Start of Application of the Law on Multilateral Interchange Fees
The Law on Multilateral Interchange Fees and Special Operating Rules for Card-Based Payment Transactions starts to apply as of today. The Law governs for the first time payment card operations in the Republic of Serbia in a comprehensive way.
Payment cards are the most popular cashless payment instrument in Serbia. In the first nine months of 2018, the share of card transactions in total consumer transactions carried out with selected payment instruments was 60.15%.
In proposing the Law, the NBS was guided by the following objectives:
- protecting the interests of payment card users (consumers and merchants),
- supporting, through adequate regulation of the payment card market, a further increase in cashless payments that produce numerous positive macroeconomic effects, and
- enabling a fair market competition by reducing the costs of accepting payment cards, enhancing transparency and competitiveness in the market.
Aimed at achieving the said objectives, the Law upgrades the legal framework for state-of-the-art means of payment in Serbia, whose solid foundations were set up by the Law on Payment Services in 2014.

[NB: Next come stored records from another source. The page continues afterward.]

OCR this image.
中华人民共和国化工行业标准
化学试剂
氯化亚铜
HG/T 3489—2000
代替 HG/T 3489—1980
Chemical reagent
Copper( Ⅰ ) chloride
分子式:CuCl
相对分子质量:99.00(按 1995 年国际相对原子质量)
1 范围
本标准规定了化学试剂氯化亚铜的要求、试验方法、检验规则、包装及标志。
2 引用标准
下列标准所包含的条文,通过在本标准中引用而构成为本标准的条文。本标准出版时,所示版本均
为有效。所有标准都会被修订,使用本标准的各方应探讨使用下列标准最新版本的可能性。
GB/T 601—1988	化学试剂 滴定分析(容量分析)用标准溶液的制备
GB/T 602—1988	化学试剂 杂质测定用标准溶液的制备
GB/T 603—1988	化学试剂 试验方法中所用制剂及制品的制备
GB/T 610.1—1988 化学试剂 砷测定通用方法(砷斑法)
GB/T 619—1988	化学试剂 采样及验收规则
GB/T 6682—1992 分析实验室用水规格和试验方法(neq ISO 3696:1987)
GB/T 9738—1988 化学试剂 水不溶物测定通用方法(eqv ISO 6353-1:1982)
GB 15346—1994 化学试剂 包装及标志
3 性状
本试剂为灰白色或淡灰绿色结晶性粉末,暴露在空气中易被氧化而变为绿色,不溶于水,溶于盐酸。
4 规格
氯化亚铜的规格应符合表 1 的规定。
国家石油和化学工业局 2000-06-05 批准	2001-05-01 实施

Interchange fees, as the main generator of high costs of card transactions, are the focal point of the Law. The acquiring bank, which sets up a POS terminal with a merchant, pays these fees to the bank issuing the card, on each payment transaction carried out with a payment card. The acquiring bank shifts these fees to the merchant and they directly impact the level of the merchant service charge paid by the merchant to use the POS terminal. The merchant factors in these fees in the price of goods and services, which are finally paid by all of us, the consumers – both those using payment cards and those using cash.
Based on the above, positive effects of the implementation of the Law stipulating lower interchange fees are expected to be felt by the society at large, i.e. its positive effects will be transmitted to end-users. With the current average of 1%, the Law limits interchange fees to the EU level, that is, to 0.2% for debit card transactions and 0.3% for credit card transactions with a six-month transition period, from 17 December 2018 until 17 June 2019 when interchange fees will be limited to maximum 0.5% for debit and 0.6% for credit cards. We emphasise that with a view to achieving the goals set when proposing the Law as soon as possible, as the DinaCard operator the NBS stipulated the application of interchange fees of 0.2% and 0.3% for debit card and credit card transactions, respectively, starting as early as 17 December 2018, i.e. without the transition period.
One should take into account that legislative solutions first and foremost protect the interests of small merchants, artisans and small stores with a weaker negotiating position in relations with banks in terms of imposed costs of payment card acceptance, discouraging them from accepting payment cards in their points of sale so that they accept only cash payments. With the limitation of interchange fees merchants can place POS terminals and attract new consumers under more favourable conditions, positioning better on the market.
As of today, the unblending rule is also in force, according to which acquiring banks are obliged to offer individual merchant service charges for different brands and different cards, which diverge significantly in the market, instead of collective charges for all cards. In addition, acquiring banks are obliged to inform merchants on charged merchant service charges upon the completion of a transaction, separately presenting the costs of interchange fees and payment card scheme fees. Based on the above, merchants will have an insight into main components of merchant service charges – costs of interchange fees, payment card scheme fees and bank margin and will be able to learn which cards generate higher costs. Merchants will be able to analyse the available information and use it when negotiating with a bank to lower merchant service charges.
Thanks to new rules that bring higher transparency, merchants may choose which payment cards they wish to accept at the point of sale, depending on the charges on each particular card, which is expected to increase competition and encourage the use of cheaper products. The Law does not allow banks and card scheme to forbid merchants to advise consumers to use any payment instrument (e.g. due to lower merchant service charges), give a priority to a payment instrument of a particular payment card scheme and inform consumers about the fees that the merchant pays to the acquiring bank.
It should be borne in mind that, while the Law limits interchange fees, it does not influence the level of fees of card schemes, which are free to create their fee policies as they like, and, hence, set very different fee levels. Exactly because payment card scheme fees affect the level of merchant service charges, pursuant to the law provisions in effect as of today, merchants are entitled to ask banks to contract different merchant service charges for cards of different brands. One of the measures which the NBS, as the operator of the national DinaCard system, undertook in a bid to lower the overall cost of card payment acceptance, was to set the lowest card fees for the DinaCard system, so that the acquiring banks could offer to merchants lower merchant service charges for accepting the national card and to make its acceptance at points of sale as profitable as possible for merchants in the country.
We wish to remind that the NBS prepared a leaflet for merchants which gives a clear and reader-friendly overview of their rights provided for by the Law on Multilateral Interchange Fees. The leaflet gives practical advice aimed at strengthening the position of primarily small merchants in relations with banks.